4. Provide a suitable Information Security policy for SALT. Your policy document should include the major sections of the proposed policy document. Also, please highlight in your policy where you have mitigated the threats that you identified as response to the questions below.

a. Note: You may base your proposal on any (one or more) standards which were discussed in the class.

b. Deliverable:

i. Information Security Policy document

ii. Highlight the sections as mentioned

5. Finally, illustrate the legal and ethical issues in case data related to one of the South Australian public sector clients of SALT are lost or damaged. Also identify the risks that may arise due to these issues. Provide details of how the broad categories of Federal and South Australian criminal legislation can be used to prosecute hackers and computer criminals in South Australia.

a. Deliverable:

i. List of legal and ethical issues

ii. Elaboration of those issues

iii. Add your risks arising due to legal and ethical issues to the Risk Register but put a different identifier to those risks in the Risk Register so that those can be clearly identified.

6. Advise how your organization can be forensically ready for possible actions against intruders to company network.

a.

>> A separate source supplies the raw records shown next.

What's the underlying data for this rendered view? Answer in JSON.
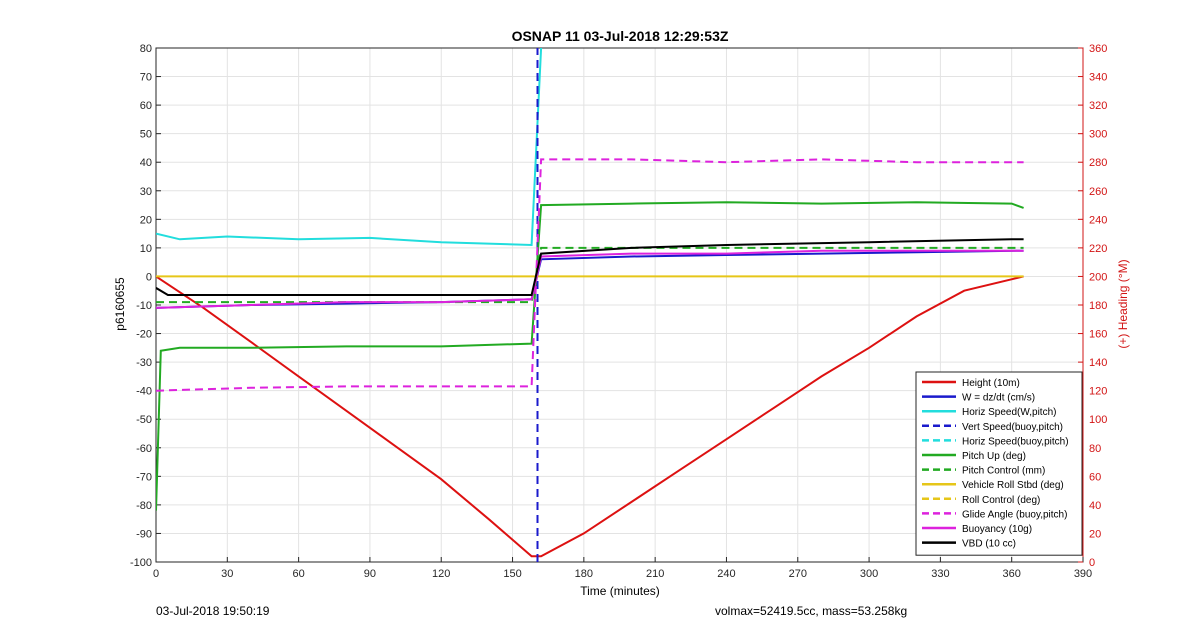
{
  "chart_data": {
    "type": "line",
    "title": "OSNAP 11 03-Jul-2018 12:29:53Z",
    "xlabel": "Time (minutes)",
    "ylabel_left": "p6160655",
    "ylabel_right": "(+) Heading (°M)",
    "xlim": [
      0,
      390
    ],
    "ylim_left": [
      -100,
      80
    ],
    "ylim_right": [
      0,
      360
    ],
    "x_ticks": [
      0,
      30,
      60,
      90,
      120,
      150,
      180,
      210,
      240,
      270,
      300,
      330,
      360,
      390
    ],
    "y_ticks_left": [
      -100,
      -90,
      -80,
      -70,
      -60,
      -50,
      -40,
      -30,
      -20,
      -10,
      0,
      10,
      20,
      30,
      40,
      50,
      60,
      70,
      80
    ],
    "y_ticks_right": [
      0,
      20,
      40,
      60,
      80,
      100,
      120,
      140,
      160,
      180,
      200,
      220,
      240,
      260,
      280,
      300,
      320,
      340,
      360
    ],
    "grid": true,
    "legend_position": "bottom-right",
    "series": [
      {
        "name": "Height (10m)",
        "color": "#dd1111",
        "style": "solid",
        "x": [
          0,
          20,
          40,
          60,
          80,
          100,
          120,
          140,
          158,
          162,
          180,
          200,
          220,
          240,
          260,
          280,
          300,
          320,
          340,
          365
        ],
        "y": [
          0,
          -11,
          -23,
          -35,
          -47,
          -59,
          -71,
          -85,
          -98,
          -98,
          -90,
          -79,
          -68,
          -57,
          -46,
          -35,
          -25,
          -14,
          -5,
          0
        ]
      },
      {
        "name": "W = dz/dt (cm/s)",
        "color": "#1a1acc",
        "style": "solid",
        "x": [
          0,
          40,
          80,
          120,
          158,
          162,
          200,
          240,
          280,
          320,
          365
        ],
        "y": [
          -11,
          -10,
          -9.5,
          -9,
          -8,
          6,
          7,
          7.5,
          8,
          8.5,
          9
        ]
      },
      {
        "name": "Horiz Speed(W,pitch)",
        "color": "#22dddd",
        "style": "solid",
        "x": [
          0,
          10,
          30,
          60,
          90,
          120,
          158,
          162
        ],
        "y": [
          15,
          13,
          14,
          13,
          13.5,
          12,
          11,
          80
        ]
      },
      {
        "name": "Vert Speed(buoy,pitch)",
        "color": "#1a1acc",
        "style": "dashed",
        "x": [
          160.5,
          160.5
        ],
        "y": [
          -100,
          80
        ]
      },
      {
        "name": "Horiz Speed(buoy,pitch)",
        "color": "#22dddd",
        "style": "dashed",
        "x": [],
        "y": []
      },
      {
        "name": "Pitch Up (deg)",
        "color": "#22aa22",
        "style": "solid",
        "x": [
          0,
          2,
          10,
          40,
          80,
          120,
          158,
          162,
          200,
          240,
          280,
          320,
          360,
          365
        ],
        "y": [
          -82,
          -26,
          -25,
          -25,
          -24.5,
          -24.5,
          -23.5,
          25,
          25.5,
          26,
          25.5,
          26,
          25.5,
          24
        ]
      },
      {
        "name": "Pitch Control (mm)",
        "color": "#22aa22",
        "style": "dashed",
        "x": [
          0,
          158,
          162,
          365
        ],
        "y": [
          -9,
          -9,
          10,
          10
        ]
      },
      {
        "name": "Vehicle Roll Stbd (deg)",
        "color": "#e6c619",
        "style": "solid",
        "x": [
          0,
          158,
          162,
          365
        ],
        "y": [
          0,
          0,
          0,
          0
        ]
      },
      {
        "name": "Roll Control (deg)",
        "color": "#e6c619",
        "style": "dashed",
        "x": [],
        "y": []
      },
      {
        "name": "Glide Angle (buoy,pitch)",
        "color": "#dd22dd",
        "style": "dashed",
        "x": [
          0,
          40,
          80,
          120,
          158,
          162,
          200,
          240,
          280,
          320,
          365
        ],
        "y": [
          -40,
          -39,
          -38.5,
          -38.5,
          -38.5,
          41,
          41,
          40,
          41,
          40,
          40
        ]
      },
      {
        "name": "Buoyancy (10g)",
        "color": "#dd22dd",
        "style": "solid",
        "x": [
          0,
          40,
          80,
          120,
          158,
          162,
          200,
          240,
          280,
          320,
          365
        ],
        "y": [
          -11,
          -10,
          -9,
          -9,
          -8,
          7,
          8,
          8,
          9,
          9,
          9
        ]
      },
      {
        "name": "VBD (10 cc)",
        "color": "#000000",
        "style": "solid",
        "x": [
          0,
          5,
          158,
          162,
          200,
          240,
          300,
          360,
          365
        ],
        "y": [
          -4,
          -6.5,
          -6.5,
          8,
          10,
          11,
          12,
          13,
          13
        ]
      }
    ]
  },
  "footer": {
    "timestamp": "03-Jul-2018 19:50:19",
    "stats": "volmax=52419.5cc, mass=53.258kg"
  }
}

Deliverable:

i. Forensic readiness document

Formatting instructions:

Submit 1file (Word) for each group

Use either Times New Roman 12 font or Arial 10 font

Use 1.5 line spacing.

Use one line of spacing between paragraphs.

Use normal margins (2.54cm)

References:

1. Include minimum 8 academic references

2. Harvard Referencing UniSA guide must be used for reference formatting.

3. Reference sources may include journal articles, conference papers, or a chapter from a book.

4. Provide full bibliographic details of items selected.

References are required in alphabetic order by surname (family name) and according to an accepted system of listing reference details, including online source details.

Plagiarism

Any plagiarism (intentional or unintentional) will be reported to the Academic Integrity Officer, so please ensure you are confident with correct citation of references both in the body of the assignment and in the reference list. It is not sufficient to just add the reference list without citations in the body of the paper. This is considered as plagiarism and will be reported for necessary actions. You must acknowledge all material used from other author(s) in-text at the time you use it and all the way through the paper, as well as including the correct reference in the reference list. Please refer to the reference guide on the Learning Connection web site of the University of South Australia and/or contact your course coordinator if you are not sure about Harvard referencing citation methods. Strict Harvard means that you need to follow correct formatting for commas, italics etc. If you are using EndNotes software or similar, please ensure that you check your reference list as it doesn’t necessarily follow the strict Harvard UniSA style.

It is your responsibility to ensure that you keep a back-up copy of your assignment for contingency purposes. Using a hard drive as the back-up is not recommended.